Hurry Up Please, It’s Time

When Kamala Das burst on the scene, change was in the air and the Indian readership was almost ready to give ear to new voices.

Written by Pratik Kanjilal | New Delhi | Published:March 27, 2016 12:00 am
das main Author Kamala Das.

The cross-media feeds buzzing around us sometimes produce mashups which suggest that the universe is intelligently designed. Last week, in a library, I happened upon a first edition of Kamala Das’s Summer in Calcutta, a book which I have not seen for decades. Its contents are included in the Penguin Modern Classics anthology of Kamala Das, but that isn’t quite the same thing. It was published in 1965 by a friend, the critic and editor Rajinder Paul, who was associated with Delhi’s Everest Press.

Coincidentally, as I read the foreword on yellowed paper, the phone in my pocket pinged, causing ice to form on the librarian’s upper slopes. It was a news app, letting me know that Vidya Balan is going to play the bilingual poet in a biopic.

It’s an eternally protean role, as Das described in the poem ‘An Introduction’, tucked away towards the end of Summer in Calcutta: “Be Amy, or be Kamala. Or, better/ Still, be Madhavikutty. It is time to choose a name, a role.” The dramatic moment when a creative mind discovers its identity is so simply described. Who am I, the writer asks, and the deed is done. Das ticked “all of the above” and decades later, at the age of 65, she converted to Kamala Suraiyya, frightening the people whom she had discomforted all her life. One last hurrah, after a fashion. She did have a reputation for changing her mind, which her critics used to disparage as grandstanding, but till the end, the element of surprise was hers.

In the first edition in my hand, the page on which ‘An Introduction’ appears has been dog-eared by so many readers that the corner has fallen off. The poem and the book in which it appeared, Das’s first anthology of verse, established her reputation as a breakaway woman poet, who had left behind the decorous formalisms of her predecessors in English verse to speak frankly — or “boldly”, a word still applied to creative women who step out of line.

The foreword is by the remarkable Sophia Wadia, the Colombia-born New Yorker who was inspired to work for the Theosophical movement in India by BP Wadia, whom she married later. He founded a labour union in Madras, one of the first in India. She started the PEN Indian Centre and edited its journal. Just the previous year, in 1964, Das had won a PEN prize for poetry. Besides, Balamani Amma, Das’s mother and a poet, was Wadia’s friend. Along with the kind endorsements of young talent which were common in that graceful age, she also wrote: “I cannot perhaps enter into some of the moods and sentiments conveyed in these poems but all the same find the literary artistry of much interest.”
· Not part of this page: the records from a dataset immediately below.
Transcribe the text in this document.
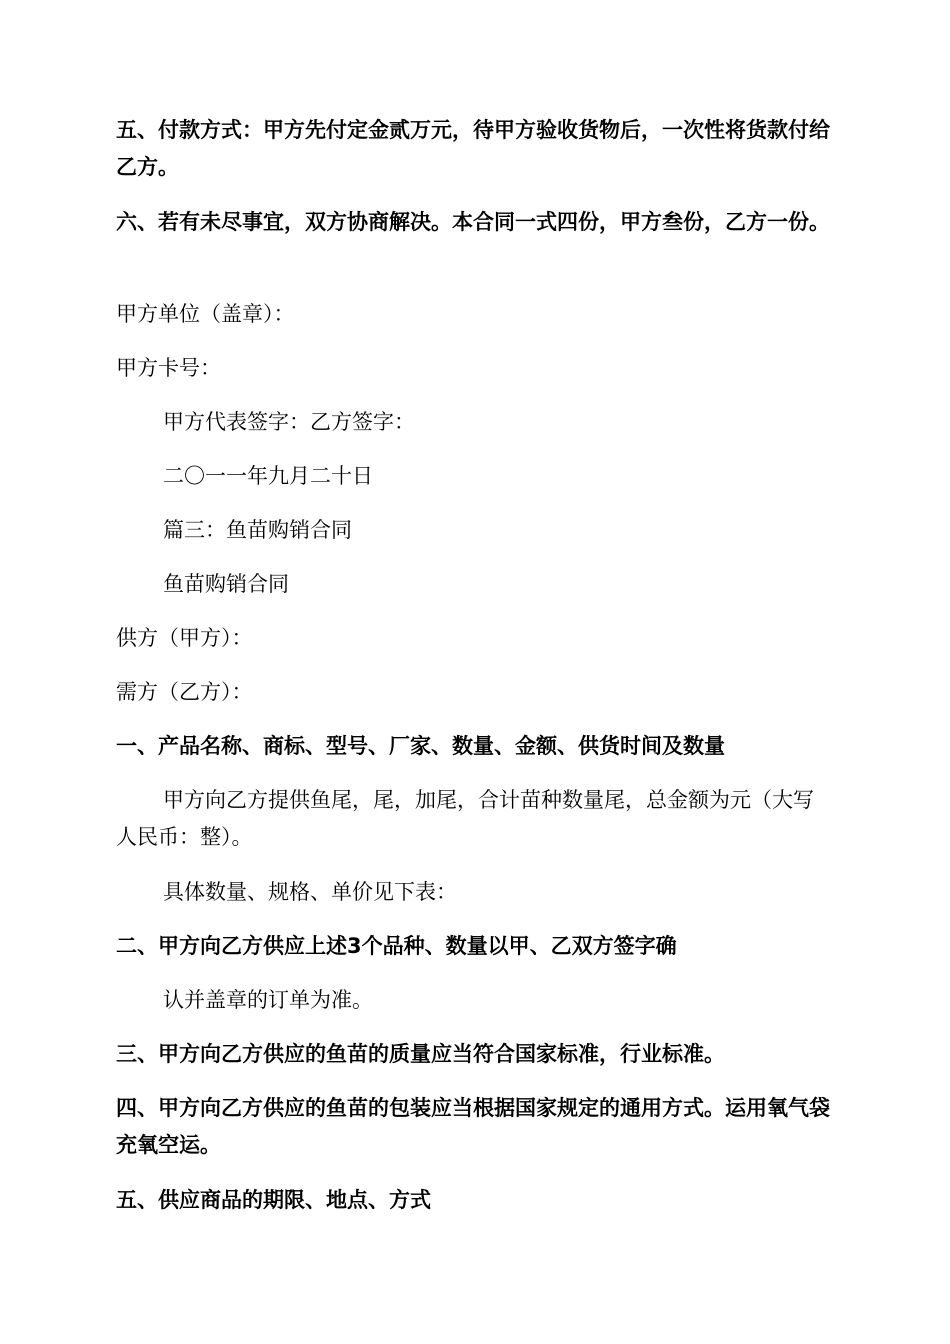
五、付款方式：甲方先付定金贰万元，待甲方验收货物后，一次性将货款付给乙方。

六、若有未尽事宜，双方协商解决。本合同一式四份，甲方叁份，乙方一份。

甲方单位（盖章）：

甲方卡号：

甲方代表签字：乙方签字：

二〇一一年九月二十日

篇三：鱼苗购销合同

鱼苗购销合同

供方（甲方）：

需方（乙方）：

一、产品名称、商标、型号、厂家、数量、金额、供货时间及数量

甲方向乙方提供鱼尾，尾，加尾，合计苗种数量尾，总金额为元（大写人民币：整）。

具体数量、规格、单价见下表：

二、甲方向乙方供应上述3个品种、数量以甲、乙双方签字确

认并盖章的订单为准。

三、甲方向乙方供应的鱼苗的质量应当符合国家标准，行业标准。

四、甲方向乙方供应的鱼苗的包装应当根据国家规定的通用方式。运用氧气袋充氧空运。

五、供应商品的期限、地点、方式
That’s putting the poems at arm’s length in the politest way possible. Poems like ‘In Love’: “Of what does the burning mouth/ Of sun, burning in today’s/ Sky remind me… oh, yes, his/ Mouth, and… his limbs like pale and/ Carnivorous plants reaching/ Out for me, and the sad lie/ Of my unending lust.” It was 1965, four years to go till 1969, when the world would change beyond recognition. Readers were tired of women writing in rhyming, high-minded English about pure, ethereal, deathless love and were almost ready to countenance tempestuous eroticism and carelessly spilled bodily fluids. India had unlearned Victorian morality, which insisted that even the legs of dining tables had to be clad to prevent civilisation from turning into one big transgressive sex romp. Change was in the air, sleeveless blouses and improbably high coifs made of hair borrowed from other women were in, and the Indian readership was almost ready to give ear to new voices.

First books tend to be autobiographical, and Summer in Calcutta obviously refers to Das’s early life, when her family lived in that city. Though he is remembered as an editor of Mathrubhumi, her father, Vadakkekkara Madhavan Nair, spent most of his working life at Walford Transport on Kolkata’s Park Street, then an importer of British marques like Rolls Royce, Bentley and Humber.

The many vignettes in this volume are in sharp visual detail, like childhood memories often are. But despite the location which the title gives to the book, they could be from almost anywhere in India. Das writes of Punjabi songs, which suggests Delhi. She writes of Banjara carts on Strand Road, but is that the Kolkata road skirting the old East India docks? Strand Road could be in any colonial port town. In ‘An Introduction’, Das wrote of the peculiar problem — or perhaps strength — of several Indian writers and poets: “I speak three languages, write in/ Two, dream in one.” And that dream could be set absolutely anywhere in India. It is a caution against reading too much autobiography into first books.